1.      Regolare i flussi dal punto di vista della quantità di persone che si legittimavano ad attraversare le frontiere in un determinato periodo. Era necessario sapere quante persone potessero entrare e in numero adeguato ai posti di lavoro disponibili.

2.     Gli accordi bilaterali indicavano le condizioni necessarie da rispettare per i migranti essere autorizzati all’attraversamento.

3.     Indicare quali enti, istituzioni dovessero essere coinvolti nell’organizzazione dei flussi migratori.

 

4.    Indicavano le condizioni di lavoro. Problema dei livelli salariali e le condizioni di vita.

5.     I termini dello scambio tra i due paesi. Era possibile uno scambio di uomini in senso strettamente economico. L’Italia, ad esempio, inviava in Belgio uomini in cambio di carbone. Era un lavoro ad un altissimo tasso di pericolo. Era un lavoro da affidare alla manovalanza straniera. Ecco perché i belgi erano favorevoli che gli italiani arrivassero per le miniere.

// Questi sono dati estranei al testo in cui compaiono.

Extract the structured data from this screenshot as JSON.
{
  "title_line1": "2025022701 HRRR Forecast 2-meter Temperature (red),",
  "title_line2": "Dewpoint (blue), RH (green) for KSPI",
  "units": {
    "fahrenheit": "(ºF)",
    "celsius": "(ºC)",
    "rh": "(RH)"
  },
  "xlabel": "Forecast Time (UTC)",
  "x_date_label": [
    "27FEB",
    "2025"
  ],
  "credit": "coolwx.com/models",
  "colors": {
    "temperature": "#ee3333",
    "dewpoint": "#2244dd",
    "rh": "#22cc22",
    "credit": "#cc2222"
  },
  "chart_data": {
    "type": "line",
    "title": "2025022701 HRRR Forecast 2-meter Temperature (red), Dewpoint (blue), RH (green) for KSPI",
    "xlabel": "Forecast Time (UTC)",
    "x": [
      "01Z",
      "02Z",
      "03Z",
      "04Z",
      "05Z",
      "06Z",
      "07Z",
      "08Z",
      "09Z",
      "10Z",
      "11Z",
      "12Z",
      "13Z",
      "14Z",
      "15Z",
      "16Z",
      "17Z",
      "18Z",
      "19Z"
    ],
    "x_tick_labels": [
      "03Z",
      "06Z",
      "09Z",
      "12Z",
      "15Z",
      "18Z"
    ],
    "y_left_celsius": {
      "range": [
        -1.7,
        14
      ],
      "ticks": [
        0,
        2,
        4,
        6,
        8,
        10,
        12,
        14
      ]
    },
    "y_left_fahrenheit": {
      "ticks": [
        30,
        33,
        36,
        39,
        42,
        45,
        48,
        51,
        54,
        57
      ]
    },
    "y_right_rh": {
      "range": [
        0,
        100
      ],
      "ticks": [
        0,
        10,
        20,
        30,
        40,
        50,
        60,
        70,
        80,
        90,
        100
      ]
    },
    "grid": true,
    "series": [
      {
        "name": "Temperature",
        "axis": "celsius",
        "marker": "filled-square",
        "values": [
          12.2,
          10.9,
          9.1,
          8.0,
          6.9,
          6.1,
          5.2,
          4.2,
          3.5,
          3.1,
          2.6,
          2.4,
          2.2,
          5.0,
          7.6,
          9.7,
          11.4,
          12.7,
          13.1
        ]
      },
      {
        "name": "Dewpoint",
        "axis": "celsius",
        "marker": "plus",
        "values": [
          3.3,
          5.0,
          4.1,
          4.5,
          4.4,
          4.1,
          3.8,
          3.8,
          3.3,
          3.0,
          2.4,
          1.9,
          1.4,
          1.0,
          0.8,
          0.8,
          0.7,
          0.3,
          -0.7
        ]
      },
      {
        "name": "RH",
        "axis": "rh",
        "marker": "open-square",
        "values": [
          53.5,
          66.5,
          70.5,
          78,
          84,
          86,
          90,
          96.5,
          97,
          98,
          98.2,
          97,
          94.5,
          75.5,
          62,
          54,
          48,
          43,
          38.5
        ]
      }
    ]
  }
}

la situazione e di accordi l’Italia non ne firma più, se non l’accordo con la Svizzere del 1964. In alcuni paesi rimangono in vigore gli accordi fatti. L’Italia in questi 10 anni firma 14 accordi bilaterali, che significa la grande esigenza di esportare mano d’opera. Quello del Belgio del ’46 è il più terribile dal punto di vista delle condizioni. Gli stesi migranti tendevano a scappare. Treni che rientravano dal Belgio lavoratori e avvisavano chi stava andando in Belgio e alcuni scendevano.

Marcinelle: catastrofe avvenuta all’interno di una miniera in Belgio dove erano impiegati molti lavoratori italiani. 

Quello con la Svizzera è molto importante perché in Svizzere si è trasferita la grandissima parte di lavoratori italiani. 

L’ultimo nel ’55 è stato fatto con la Germania. 

Ci sono paesi che hanno fatto numerosi accordi con i paesi importatori. La Germania firma 8 accordi da paesi importatori di mano d’opera. L’Italia alla metà degli anni ’50 era un paese a cui l’Europa si rivolgeva come al Marocco, Turchia, ecc.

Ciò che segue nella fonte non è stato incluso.